When asked what he keeps in mind for lacquerware meant for everyday use, Asada cites fuki-urushi as a defining Yamanaka technique.

“You apply lacquer and wipe it off with cloth or paper before it hardens—that’s why it’s called fuki-urushi. If the wooden base isn’t smoothly turned, unevenness shows easily, so it’s difficult to finish cleanly. But it’s a way of coating that brings out the beauty of the wood itself.”

Unlike works built up through dozens of layers, this approach highlights the character of the wood and makes it suitable as daily tableware. This, too, is Yamanaka’s identity.


With these regional techniques and ways of thinking as a backdrop, and by combining the chance effects of candle soot with a high level of finish for everyday use, Asada Shikki Kōgei’s vessels were highly evaluated and received the Prime Minister’s Award at a national traditional crafts competition.

When asked about the points of evaluation, Asada lists: “thin and light,” “each pattern is unique,” “stackable,” and “simple in shape.”

“Because it’s simple, the technique is really tested. There’s nowhere to hide.”

Having studied wooden bases, undercoating, and finishing, Asada understands the difficulty that resides in the “cleanliness” of form. Rather than overpowering with presence, the pieces compete on precision. Here again, the Yamanaka context is clear.

Beyond Making: Connecting Users and Makers

What Asada values most is not ending with making, but continuing to connect people with one another.

Asada Shikki Kōgei also offers hands-on experiences. The origin of the fuki-urushi workshop dates back to when Asada was around ten years old and accepted a school program introducing traditional crafts. Today’s experiences expanded to fill needs that painting workshops alone could not meet.

“During painting workshops, quite a few people would say, ‘I’m not good at drawing, so I’ll just watch.’ So we introduced a fuki-urushi experience that even people who aren’t confident could enjoy, and it became popular.”

Apply and wipe—the process itself is simple, making it possible even in a short time. If there’s more time, visitors can tour the workshop or try an additional experience of painting designs on the underside of a vessel with lacquer. The design lowers barriers while leaving a tangible sense of having touched the real thing.

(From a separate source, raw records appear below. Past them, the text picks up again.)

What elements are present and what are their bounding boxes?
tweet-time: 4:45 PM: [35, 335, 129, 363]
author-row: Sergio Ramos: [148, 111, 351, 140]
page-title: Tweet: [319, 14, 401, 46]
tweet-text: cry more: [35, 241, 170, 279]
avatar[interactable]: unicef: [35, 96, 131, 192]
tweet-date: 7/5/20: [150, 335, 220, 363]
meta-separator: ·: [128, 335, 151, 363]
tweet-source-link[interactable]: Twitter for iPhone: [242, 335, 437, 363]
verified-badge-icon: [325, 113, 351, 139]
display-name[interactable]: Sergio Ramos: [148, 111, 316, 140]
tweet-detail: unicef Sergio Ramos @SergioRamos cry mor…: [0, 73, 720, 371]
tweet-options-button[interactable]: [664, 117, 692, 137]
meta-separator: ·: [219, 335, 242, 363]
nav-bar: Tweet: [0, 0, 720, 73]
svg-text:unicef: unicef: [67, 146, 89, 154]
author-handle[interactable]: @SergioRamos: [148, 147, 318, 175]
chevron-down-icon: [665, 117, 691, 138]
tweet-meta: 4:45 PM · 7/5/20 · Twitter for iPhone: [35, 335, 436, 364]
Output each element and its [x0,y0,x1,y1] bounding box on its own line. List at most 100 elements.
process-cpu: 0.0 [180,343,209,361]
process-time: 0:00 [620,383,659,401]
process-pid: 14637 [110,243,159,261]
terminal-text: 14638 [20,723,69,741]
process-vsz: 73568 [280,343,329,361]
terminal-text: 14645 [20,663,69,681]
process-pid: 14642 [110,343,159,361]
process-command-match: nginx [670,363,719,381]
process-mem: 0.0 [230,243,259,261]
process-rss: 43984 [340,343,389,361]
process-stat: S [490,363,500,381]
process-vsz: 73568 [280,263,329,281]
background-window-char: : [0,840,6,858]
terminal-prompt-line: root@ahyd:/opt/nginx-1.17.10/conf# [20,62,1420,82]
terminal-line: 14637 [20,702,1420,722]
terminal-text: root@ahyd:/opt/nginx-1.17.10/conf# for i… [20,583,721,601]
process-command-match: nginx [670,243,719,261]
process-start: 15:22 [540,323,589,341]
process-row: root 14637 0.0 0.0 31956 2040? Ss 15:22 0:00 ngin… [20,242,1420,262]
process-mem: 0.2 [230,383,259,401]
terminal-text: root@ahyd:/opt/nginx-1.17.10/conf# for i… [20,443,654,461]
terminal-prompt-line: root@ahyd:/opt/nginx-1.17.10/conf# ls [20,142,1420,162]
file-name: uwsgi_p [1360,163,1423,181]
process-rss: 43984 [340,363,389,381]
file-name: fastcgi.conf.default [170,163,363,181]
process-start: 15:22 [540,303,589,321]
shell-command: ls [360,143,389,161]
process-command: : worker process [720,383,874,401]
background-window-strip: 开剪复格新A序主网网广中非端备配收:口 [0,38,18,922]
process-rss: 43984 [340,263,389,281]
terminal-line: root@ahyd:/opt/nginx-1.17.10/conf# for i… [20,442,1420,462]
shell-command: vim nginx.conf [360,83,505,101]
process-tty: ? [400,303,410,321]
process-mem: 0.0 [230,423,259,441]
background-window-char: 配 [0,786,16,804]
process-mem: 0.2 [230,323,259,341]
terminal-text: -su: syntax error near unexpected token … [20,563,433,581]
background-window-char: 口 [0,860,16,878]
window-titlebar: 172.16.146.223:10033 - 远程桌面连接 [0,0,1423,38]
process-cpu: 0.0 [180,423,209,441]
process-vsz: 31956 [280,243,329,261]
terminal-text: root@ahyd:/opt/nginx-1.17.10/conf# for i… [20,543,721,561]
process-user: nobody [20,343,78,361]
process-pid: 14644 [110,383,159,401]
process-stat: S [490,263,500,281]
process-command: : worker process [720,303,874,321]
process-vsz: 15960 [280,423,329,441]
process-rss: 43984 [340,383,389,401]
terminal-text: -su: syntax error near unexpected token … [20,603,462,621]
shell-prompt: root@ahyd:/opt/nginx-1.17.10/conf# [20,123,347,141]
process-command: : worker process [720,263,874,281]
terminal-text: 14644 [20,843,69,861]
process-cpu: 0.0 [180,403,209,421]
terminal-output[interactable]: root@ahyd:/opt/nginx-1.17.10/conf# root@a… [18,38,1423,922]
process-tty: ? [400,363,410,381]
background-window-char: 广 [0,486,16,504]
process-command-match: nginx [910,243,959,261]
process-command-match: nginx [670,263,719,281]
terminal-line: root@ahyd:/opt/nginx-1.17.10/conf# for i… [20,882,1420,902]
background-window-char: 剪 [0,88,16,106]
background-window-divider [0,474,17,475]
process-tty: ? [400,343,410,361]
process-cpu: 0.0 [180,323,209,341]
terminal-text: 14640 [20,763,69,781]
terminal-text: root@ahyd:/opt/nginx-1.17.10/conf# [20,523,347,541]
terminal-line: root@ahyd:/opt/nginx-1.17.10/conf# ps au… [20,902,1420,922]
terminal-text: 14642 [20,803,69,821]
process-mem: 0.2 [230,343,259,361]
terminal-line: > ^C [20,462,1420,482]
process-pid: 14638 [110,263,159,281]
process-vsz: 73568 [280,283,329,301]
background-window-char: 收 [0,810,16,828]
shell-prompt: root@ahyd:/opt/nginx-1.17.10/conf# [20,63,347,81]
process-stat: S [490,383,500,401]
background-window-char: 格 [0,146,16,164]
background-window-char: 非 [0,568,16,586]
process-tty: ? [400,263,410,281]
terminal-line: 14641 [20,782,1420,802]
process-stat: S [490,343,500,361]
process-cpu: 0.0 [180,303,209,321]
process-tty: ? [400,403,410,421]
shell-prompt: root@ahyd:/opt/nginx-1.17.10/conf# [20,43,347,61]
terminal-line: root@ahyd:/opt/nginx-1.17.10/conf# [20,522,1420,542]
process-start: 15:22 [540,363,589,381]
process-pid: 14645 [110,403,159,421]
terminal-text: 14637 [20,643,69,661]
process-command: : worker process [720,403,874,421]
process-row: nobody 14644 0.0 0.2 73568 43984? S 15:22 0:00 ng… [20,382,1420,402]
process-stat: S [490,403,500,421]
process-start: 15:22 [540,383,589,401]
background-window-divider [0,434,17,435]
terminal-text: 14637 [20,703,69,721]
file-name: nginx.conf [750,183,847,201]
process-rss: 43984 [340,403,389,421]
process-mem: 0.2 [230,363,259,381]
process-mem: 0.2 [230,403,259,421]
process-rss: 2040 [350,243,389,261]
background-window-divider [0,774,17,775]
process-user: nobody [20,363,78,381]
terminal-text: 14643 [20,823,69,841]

As for challenges facing production areas, Asada mentions changing demand and a shortage of successors. The key to overcoming them, he believes, lies in communication.

“Nowadays, it’s a given that things are good. So how do you communicate and get them to reach people? Since we live in an era where you can share through social media, the possibilities really change depending on how you transmit.”

If more people use the products, more people will want to become makers. It’s a chicken-and-egg cycle, but that’s why starting the rotation matters.

What he wants to pass on to younger generations, even before technique, is “liking what you do” and “perseverance.” Aesthetic sense can be developed later; continuity becomes strength. Asada himself has felt this through hands-on product creation and customer interaction.

Asked about the words that made him happiest as a representative, Asada recalls a moment in customer service.

“Someone said, ‘I wasn’t planning to buy anything, but your words convinced me.’ That made me happiest. It wasn’t just that the product was good—it felt like they were praising how I communicated it.”

Being asked to re-lacquer (maintain) vessels that had been thoroughly used also brings deep satisfaction, because it means they are truly being used.

While running a business, he also acts as a bridge, expanding the work of local craftsmen. Aware of the difficulty of that position, Asada chooses to stand on the side of telling people, “There are craftsmen like this.”

What Do You Want to Carry into the Future?

Finally, when asked to imagine the future, Asada’s answer is remarkably quiet.

“Rather than standing out too much, my ideal is that they blend in with other tableware. I’d like them to be vessels you realize you’ve been using every day without noticing.”

Not craft objects that appear only on special occasions, but lacquerware as everyday tools that bring comfort and a sense of richness through use. Passing on that value and sensibility to future generations—that is what Asada hopes to carry forward into the future.